@pipe eachrow( my_DataFrame ) .|> _
This gives an error:
“Objects of type DataFrameRow{DataFrame, DataFrames.Index} are not callable”
It would be very useful to Pipe the rows of a DataFrame. Is there a way to avoid the error?
@pipe eachrow( my_DataFrame ) .|> _
This gives an error:
“Objects of type DataFrameRow{DataFrame, DataFrames.Index} are not callable”
It would be very useful to Pipe the rows of a DataFrame. Is there a way to avoid the error?
Why not do
using DataFrames
df = DataFrame(a = rand(100))
for row in eachrow(df)
row.a * 2 # or do whatever you need to do
end
You can also do this via piping:
@pipe eachrow(df) .|> _.a * 2
Of course piping is faster and needs less allocations:
julia> @benchmark for row in eachrow(df)
row.a * 2
end
BenchmarkTools.Trial:
memory estimate: 20.34 KiB
allocs estimate: 501
--------------
minimum time: 16.399 μs (0.00% GC)
median time: 17.100 μs (0.00% GC)
mean time: 19.240 μs (5.33% GC)
maximum time: 2.709 ms (99.02% GC)
--------------
samples: 10000
evals/sample: 1
julia> @benchmark @pipe eachrow(df) .|> _.a * 2
BenchmarkTools.Trial:
memory estimate: 4.34 KiB
allocs estimate: 210
--------------
minimum time: 10.399 μs (0.00% GC)
median time: 11.600 μs (0.00% GC)
mean time: 12.083 μs (0.96% GC)
maximum time: 1.176 ms (98.44% GC)
--------------
samples: 10000
evals/sample: 1
Thanks Frederik.
That’s helpful.
I’d like to create many new columns using row level logic, and have new columns depend on other new columns. The shortest way I’ve found is to convert the static DataFrameRow object to a dynamic Dictionary and then to a DotMap for nicer notation. This conversion takes four steps:
DataFrameRow → NamedTuple → Dictionary → DotMap.

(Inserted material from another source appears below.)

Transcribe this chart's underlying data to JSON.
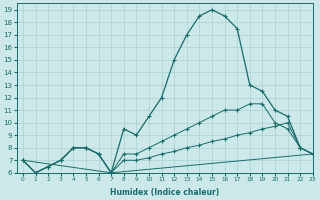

Is there a better approach?
using DataFrames, Pipe, DotMaps, NamedTupleTools
df = DataFrame(a = rand(10))
@pipe eachrow(df) .|> begin
r = DotMap(convert(Dict,NamedTuple(_)))
r.New = r.a * 2
r.New2 = r.New + 10
r
end |> DataFrame
The logic you have don’t require row by row
df.New = 2*df.a
df.New2 = df.New .+ 10
df
I’m sure your problem is more complex than the MWE, but I will at least partially second what @xiaodai said. It doesn’t quite look like you need row-by-row logic because you never mentioned anything about referring to other rows – only to other columns. I would use row-by-row if I needed to keep track of the elements from the previous row, for example. If you just need to refer to other columns, it seems like you could do it “normally” and it should work fine and relatively fast.
I could have 10 or more calculated columns to add. Some might require more complex operations. Its nice to put them in a block and forget about vectorising over other dimensions (columns) within the block
that might be slow for large datasets, but for smaller datasets it should be fine.